When John Wayne rode the wastes of the wild west dispensing justice from the barrel of a six-gun and duking it out with the baddies, he wasn’t behind the wheel of a minivan.
When John McClane refused to die easy and saved the Nakatomi Plaza from a band of Eurotrash terrorists, he didn’t do it from the spacious third-row seating of a minivan.
When I save my family from starvation, brave the elements to secure an education or simply battle the hordes of road-raged drivers seeing my face in the center of a bulls-eye, I do drive a minivan.
This disparity in style often led my 15-year-old son, Hyper Lad, to comment. Vehemently.
“I am not getting in that minivan,” he said, looking in disgust at the newest decoration to adorn my beloved Honda Odyssey. “You put reindeer antlers and a big, red nose on it.”
That is exactly what I had done. It was Christmas. Seeing the other cars similarly decorated, I went red and green with envy. I had a bad case of Antler Envy and the only cure was more . . . antlers.
“Hey,” I said, shoving him toward the open sliding door to the spacious captain’s chairs in the middle row of the minivan. “I’ve seen plenty of cars with these.”
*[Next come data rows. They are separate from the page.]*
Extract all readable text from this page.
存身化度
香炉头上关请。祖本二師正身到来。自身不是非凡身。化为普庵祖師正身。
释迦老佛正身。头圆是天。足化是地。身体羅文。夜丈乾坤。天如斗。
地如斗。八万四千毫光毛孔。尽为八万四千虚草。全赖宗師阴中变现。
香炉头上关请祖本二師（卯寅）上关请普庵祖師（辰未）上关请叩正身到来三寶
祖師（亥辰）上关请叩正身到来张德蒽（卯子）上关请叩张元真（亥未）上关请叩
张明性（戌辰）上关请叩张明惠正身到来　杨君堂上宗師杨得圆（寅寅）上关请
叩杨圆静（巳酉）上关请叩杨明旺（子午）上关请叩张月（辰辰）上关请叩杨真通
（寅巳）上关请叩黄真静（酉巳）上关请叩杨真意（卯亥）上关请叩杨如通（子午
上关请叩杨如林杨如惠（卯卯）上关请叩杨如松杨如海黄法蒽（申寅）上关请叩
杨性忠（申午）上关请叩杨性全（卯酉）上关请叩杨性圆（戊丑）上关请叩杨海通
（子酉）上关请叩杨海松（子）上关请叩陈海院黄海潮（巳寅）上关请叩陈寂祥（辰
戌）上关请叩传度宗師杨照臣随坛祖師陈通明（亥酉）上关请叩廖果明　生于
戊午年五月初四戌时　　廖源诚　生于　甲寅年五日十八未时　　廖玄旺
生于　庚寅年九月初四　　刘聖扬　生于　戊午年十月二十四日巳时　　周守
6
“Yeah,” he said, tossing his backpack onto the floor. “And every one of them lady cars, right?”
“Uh. . .”
“No,” I said. “Not right. I mean, I saw — just the other morning — I saw antlers and a big, red nose on a huge Chevy Suburban, and that’s a rough and tumble car.”
He snorted and slid closed the side door.
“Oh, please,” he said. “That’s not a Suburban; that’s a Mom-burban. The only people who drive them are Moms.”
If only my son could take to school with the alacrity he brings to inventing new vocabulary for mocking me. I let him get away with it mostly because I usually find it funny, I know he is only doing it in friendly jest, and I want him to be able to stand up for himself. I do, on occasion, regret this.
“Okay, fine, yes,” I said. “There was a lady driving, but that still doesn’t mean putting antlers on my car makes me any less a man.”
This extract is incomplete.